The OpenAI’s CEO Envisions a Universal Income Society to Compensate Jobs Replaced by AI

IBL News | New York

Sam Altman, the CEO of OpenAI, an organization that has moved at record speed from a small research nonprofit into a multibillion-dollar company, with the help of Microsoft, showed his contradictions in an interview with The Wall Street Journal last week.

He is featured as an entrepreneur who made a fortune investing in young startups, owner of the three mansions in California, and a family office now employing dozens to manage those properties along with investments in companies such as Worldcoin, Helion Energy, and Retro.

Sam Altman said he fears what could happen if AI is rolled out into society recklessly and argues that is uniquely dangerous to have profits be the main driver of developing powerful AI models.

Meanwhile he says that his ultimate mission is to build AGI (artificial general intelligence) while stating a goal of forging a new world order in which machines free people to pursue more creative work. In his vision, universal basic income will help compensate for jobs replaced by AI and humanity will love AI so much that an advanced chatbot could represent “an extension of your will.”

In the long run, he wants to set up a global governance structure that would oversee decisions about the future of AI and gradually reduce the power OpenAI’s executive team has over its technology.

“Backers say his brand of social-minded capitalism makes him the ideal person to lead OpenAI. Others, including some who’ve worked for him, say he’s too commercially minded and immersed in Silicon Valley thinking to lead a technological revolution that is already reshaping business and social life,” writes The Wall Street Journal.

“OpenAI’s headquarters — with 400 employees —, in San Francisco’s Mission District, evoke an affluent New Age utopia more than a nonprofit trying to save the world. Stone fountains are nestled amid succulents and ferns in nearly all of the sun-soaked rooms.”

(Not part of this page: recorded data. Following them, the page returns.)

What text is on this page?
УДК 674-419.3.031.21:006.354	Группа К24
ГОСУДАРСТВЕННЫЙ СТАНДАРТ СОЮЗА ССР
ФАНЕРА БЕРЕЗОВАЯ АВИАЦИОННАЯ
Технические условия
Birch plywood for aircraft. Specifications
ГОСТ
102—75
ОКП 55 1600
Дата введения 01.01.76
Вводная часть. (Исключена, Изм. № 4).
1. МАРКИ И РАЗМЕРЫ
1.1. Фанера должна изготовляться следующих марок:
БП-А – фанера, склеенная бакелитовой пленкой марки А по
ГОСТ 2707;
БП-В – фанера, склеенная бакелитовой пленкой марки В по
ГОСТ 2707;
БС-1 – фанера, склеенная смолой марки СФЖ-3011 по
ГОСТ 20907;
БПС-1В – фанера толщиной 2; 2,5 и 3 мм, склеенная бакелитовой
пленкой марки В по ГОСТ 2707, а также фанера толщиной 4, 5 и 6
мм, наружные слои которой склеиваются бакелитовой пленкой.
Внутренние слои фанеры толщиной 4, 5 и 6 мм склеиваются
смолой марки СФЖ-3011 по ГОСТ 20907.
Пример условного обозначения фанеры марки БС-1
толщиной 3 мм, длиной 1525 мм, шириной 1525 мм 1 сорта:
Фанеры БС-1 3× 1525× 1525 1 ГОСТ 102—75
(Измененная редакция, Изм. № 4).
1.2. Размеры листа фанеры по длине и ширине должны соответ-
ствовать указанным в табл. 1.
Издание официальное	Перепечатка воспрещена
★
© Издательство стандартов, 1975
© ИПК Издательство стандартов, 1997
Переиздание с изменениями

Elon Musk, one of OpenAI’s critics who co-founded the nonprofit in 2015 but parted ways in 2018 after a dispute over its control and direction, said that OpenAI had been founded as an open-source nonprofit “to serve as a counterweight to Google, but now it has become a closed source, maximum-profit company effectively controlled by Microsoft.” 

Billionaire venture capitalist Peter Thiel, a close friend of Mr. Altman’s and an early donor to the nonprofit, has long been a proponent of the idea that humans and machines will one day merge.

Behind OpenAI there is a for-profit arm, OpenAI LP, that reports to the nonprofit parent.

According to some employees, the partnership of Sam Altman with Satya Nadella, the Microsoft CEO, started in 2019, contradicted OpenAI’s initial pledge to develop artificial intelligence outside the corporate world. They saw the deal as a Faustian bargain.

Microsoft initially invested $1 billion in OpenAI and obtained exclusivity using Microsoft’s giant computer servers, via its Azure cloud service, to train its AI models, giving the tech giant the sole right to license OpenAI’s technology for future products.

Altman’s other projects include Worldcoin, a company he co-founded that seeks to give cryptocurrency to every person on earth.

He has put almost all his liquid wealth in recent years in two companies. He has put $375 million into Helion Energy, which is seeking to create carbon-free energy from nuclear fusion and is close to creating “legitimate net-gain energy in a real demo,” Mr. Altman said.

He has also put $180 million into Retro, which aims to add 10 years to the human lifespan through “cellular reprogramming, plasma-inspired therapeutics and autophagy,” or the reuse of old and damaged cell parts.